The Standard & Poor's 500 Index added 0.1 percent to 1,109.18 at 4 p.m. in New York, paring a gain of as much as 0.8 percent. The dollar rose 0.2 percent to 89.78 yen. The yield on 10-year notes touched 3.60 percent, which would be the highest closing level since August. Sugar futures surged to prices last seen in 1981.
Metal producers, energy companies and banks in the S&P 500 rose more than 0.4 percent, the steepest gains among 10 industries. The Fed repeated its pledge to keep interest rates "exceptionally low" for an "extended period" and the economy is strengthening.
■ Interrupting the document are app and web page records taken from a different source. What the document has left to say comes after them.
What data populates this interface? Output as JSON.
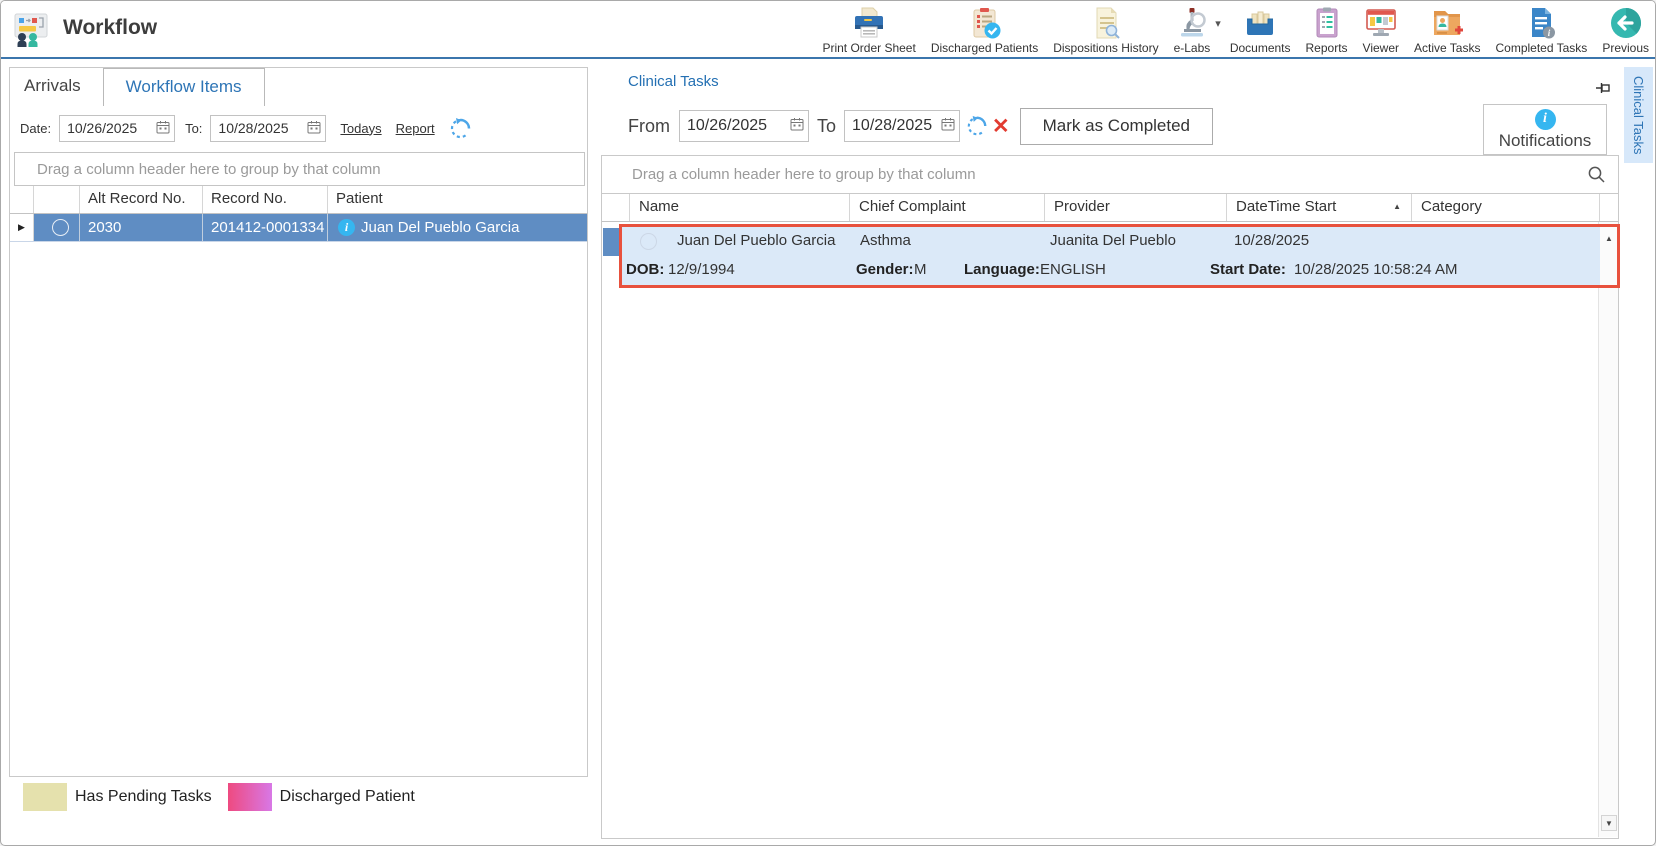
{
  "window": {
    "title": "Workflow"
  },
  "icons": {
    "dropdown_caret": "▾",
    "sort_asc": "▲",
    "scroll_up": "▲",
    "scroll_down": "▼",
    "row_indicator": "▶",
    "clear_x": "✕",
    "info_glyph": "i"
  },
  "toolbar": {
    "items": [
      {
        "icon": "printer-icon",
        "label": "Print Order Sheet"
      },
      {
        "icon": "clipboard-check-icon",
        "label": "Discharged Patients"
      },
      {
        "icon": "document-search-icon",
        "label": "Dispositions History"
      },
      {
        "icon": "microscope-icon",
        "label": "e-Labs",
        "has_dropdown": true
      },
      {
        "icon": "archive-drawer-icon",
        "label": "Documents"
      },
      {
        "icon": "report-clipboard-icon",
        "label": "Reports"
      },
      {
        "icon": "monitor-icon",
        "label": "Viewer"
      },
      {
        "icon": "patient-folder-icon",
        "label": "Active Tasks"
      },
      {
        "icon": "document-info-icon",
        "label": "Completed Tasks"
      },
      {
        "icon": "back-arrow-icon",
        "label": "Previous"
      }
    ]
  },
  "left_panel": {
    "tabs": [
      {
        "label": "Arrivals",
        "selected": false
      },
      {
        "label": "Workflow Items",
        "selected": true
      }
    ],
    "filter": {
      "date_label": "Date:",
      "from_value": "10/26/2025",
      "to_label": "To:",
      "to_value": "10/28/2025",
      "todays_link": "Todays",
      "report_link": "Report"
    },
    "grid": {
      "group_hint": "Drag a column header here to group by that column",
      "columns": [
        "Alt Record No.",
        "Record No.",
        "Patient"
      ],
      "rows": [
        {
          "alt_record_no": "2030",
          "record_no": "201412-0001334",
          "patient": "Juan Del Pueblo Garcia",
          "selected": true
        }
      ]
    },
    "legend": [
      {
        "label": "Has Pending Tasks",
        "color": "#e5e1ad"
      },
      {
        "label": "Discharged Patient",
        "color_start": "#ee4a80",
        "color_end": "#d878e6"
      }
    ]
  },
  "right_panel": {
    "title": "Clinical Tasks",
    "filter": {
      "from_label": "From",
      "from_value": "10/26/2025",
      "to_label": "To",
      "to_value": "10/28/2025",
      "mark_completed_label": "Mark as Completed"
    },
    "notifications_label": "Notifications",
    "grid": {
      "group_hint": "Drag a column header here to group by that column",
      "columns": [
        "Name",
        "Chief Complaint",
        "Provider",
        "DateTime Start",
        "Category"
      ],
      "sorted_column": "DateTime Start",
      "sort_direction": "ascending",
      "rows": [
        {
          "name": "Juan Del Pueblo Garcia",
          "chief_complaint": "Asthma",
          "provider": "Juanita Del Pueblo",
          "datetime_start": "10/28/2025",
          "category": "",
          "highlighted": true,
          "details": {
            "dob_label": "DOB:",
            "dob_value": "12/9/1994",
            "gender_label": "Gender:",
            "gender_value": "M",
            "language_label": "Language:",
            "language_value": "ENGLISH",
            "start_date_label": "Start Date:",
            "start_date_value": "10/28/2025 10:58:24 AM"
          }
        }
      ]
    }
  },
  "side_tab": {
    "label": "Clinical Tasks"
  },
  "colors": {
    "selection_blue": "#5f8dc3",
    "highlight_border_red": "#e8513d",
    "highlight_row_bg": "#dbe9f8",
    "link_blue": "#2e75b6",
    "title_underline_blue": "#3b76ad",
    "info_icon_blue": "#35b6f0",
    "pending_legend": "#e5e1ad"
  }
}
Policy makers also restated that "low rates of resource utilization, subdued inflation trends, and stable inflation expectations" are needed for interest rates to remain at a record low.
"The fear is that the Fed may wait too long before they begin raising rates," said Joseph Veranth, chief investment officer at Dana Investment Advisors in Brookfield, Wisconsin, which manages $2.8 billion. In the S&P 500, "when you see materials, financials and energy leading, it means the market fears higher prices and inflation. Market participants are going to the sectors that will perform well in that environment."
Stronger Economy
While repeating its pledge to keep interest rates "exceptionally low" for "an extended period," the Fed said the economy is strengthening and that most of its special liquidity facilities will expire on Feb. 1, 2010.
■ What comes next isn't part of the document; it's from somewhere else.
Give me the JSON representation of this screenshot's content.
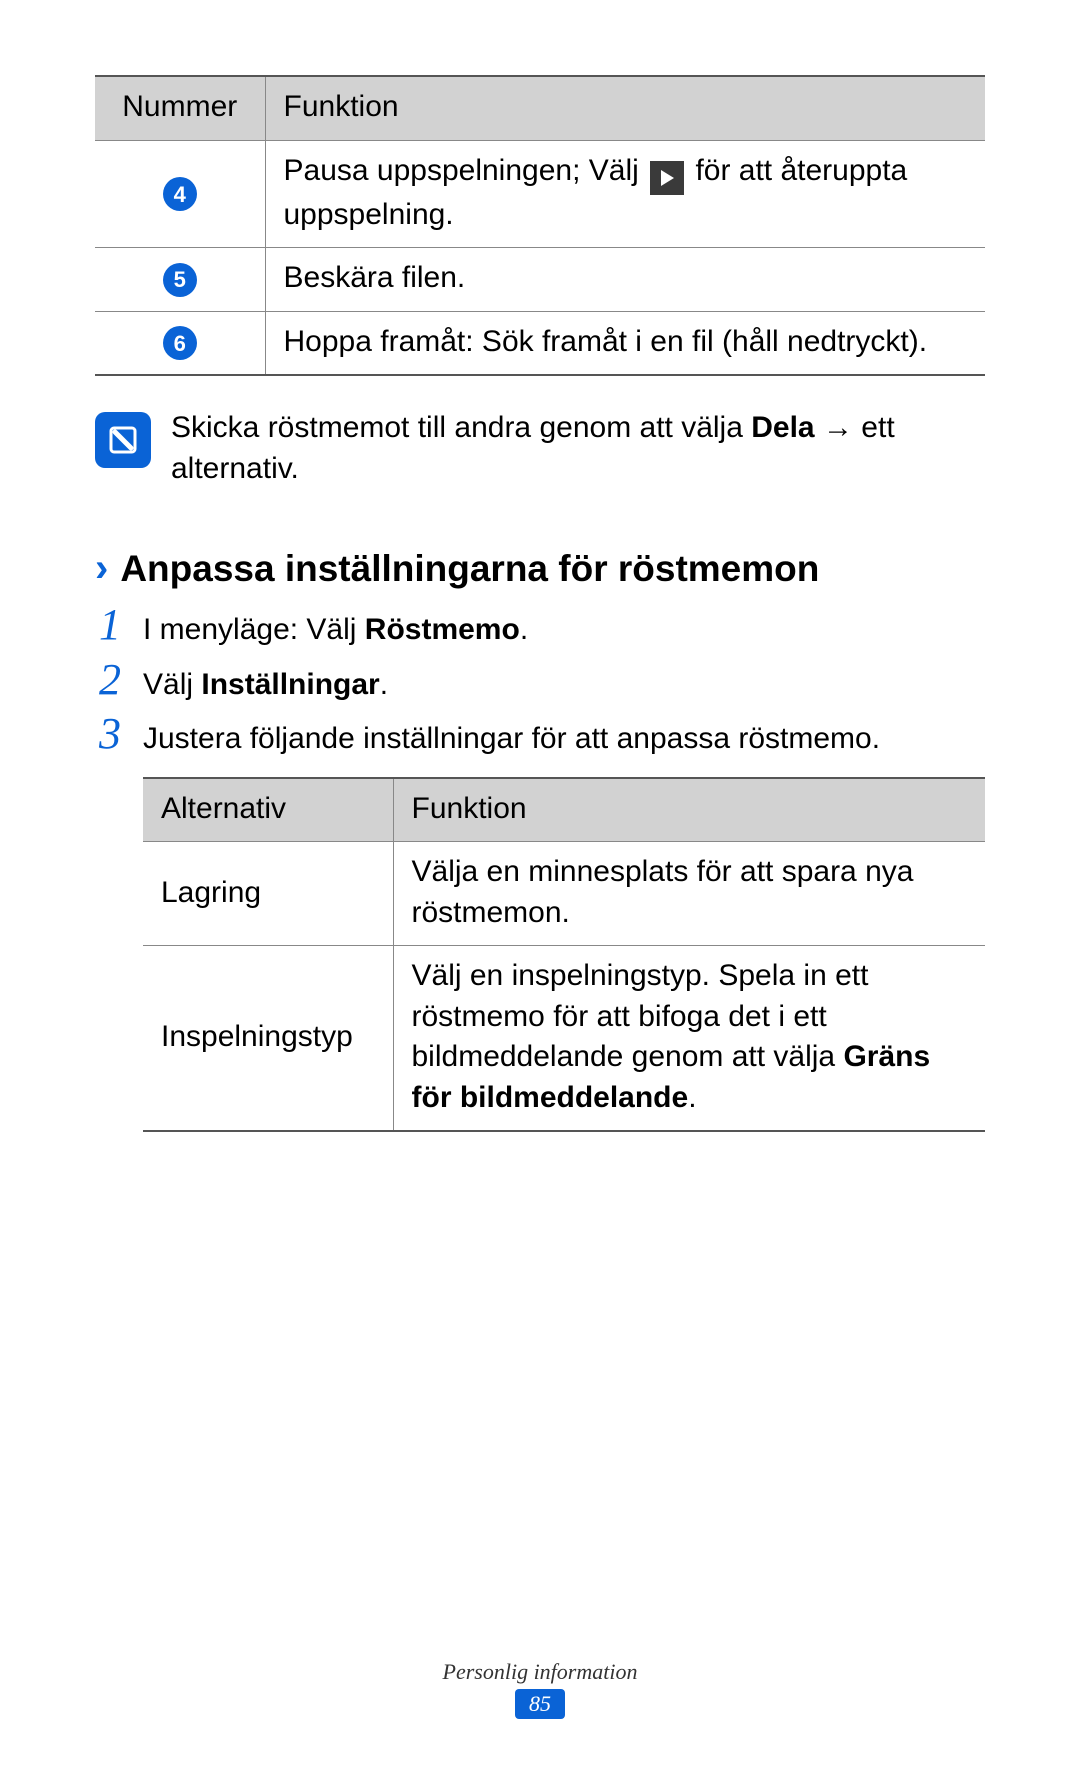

"Household spending appears to be expanding at a moderate rate, though it remains constrained by a weak labor market, modest income growth, lower housing wealth, and tight credit," the Federal Open Market Committee said in a statement after meeting in Washington. "Businesses are still cutting back on fixed investment" and "remain reluctant to add to payrolls." Deterioration in the labor market is "abating."
Commodity companies and financial institutions led gains in the U.S. stock market as investors bet on higher inflation. CF Industries Holdings Inc., a fertilizer maker, jumped 4.9 percent and U.S. Steel Corp. advanced 2.9 percent in New York trading, helping lead gains by commodity companies. Range Resources Corp., an oil and gas explorer, advanced 4.3 percent. JPMorgan Chase & Co. rallied 1.2 percent.
Construction, Prices
Earlier, the S&P 500 rallied as much as 0.8 percent after government data on home construction and consumer prices signaled the economic recovery is strengthening. The benchmark index for U.S. equities has rebounded 64 percent from a 12-year low in March as manufacturing and consumer spending increased and the U.S. government lent, spent or guaranteed more than $11 trillion to end a four-quarter contraction in the economy.
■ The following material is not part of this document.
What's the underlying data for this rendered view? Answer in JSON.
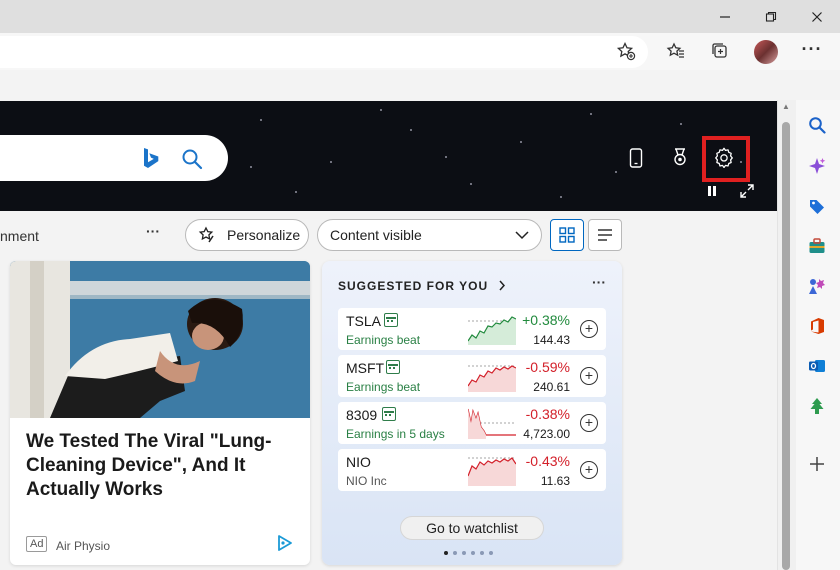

Intel Corp. dropped 2.1 percent. The U.S. Federal Trade Commission accused the world's largest computer-chip maker of illegally using its dominant market position for a decade to stifle competition and bolster its monopoly. Advanced Micro Devices Inc. and Nvidia Corp., which also make semiconductors, surged 3.7 percent and 8.1 percent, respectively.
U.S. homebuilders gained after housing starts rose 8.9 percent to an annual rate of 574,000 in November, according to the Commerce Department. D.R. Horton Inc. increased 4.9 percent and Lennar Corp. gained 4.7 percent.
Sugar futures rose for a fourth time in five sessions, reaching the highest price since 1981 in New York, on speculation demand will climb while supplies drop. Output will rise less than previously forecast this year in Brazil, the world's biggest producer, after rain in major cane-growing regions cut yields, the Agriculture Ministry said today.
Raw-sugar futures for March delivery rose 4.5 percent to 25.94 cents a pound in New York. Earlier, the most-active contract reached 26.15 cents, the highest since February 1981.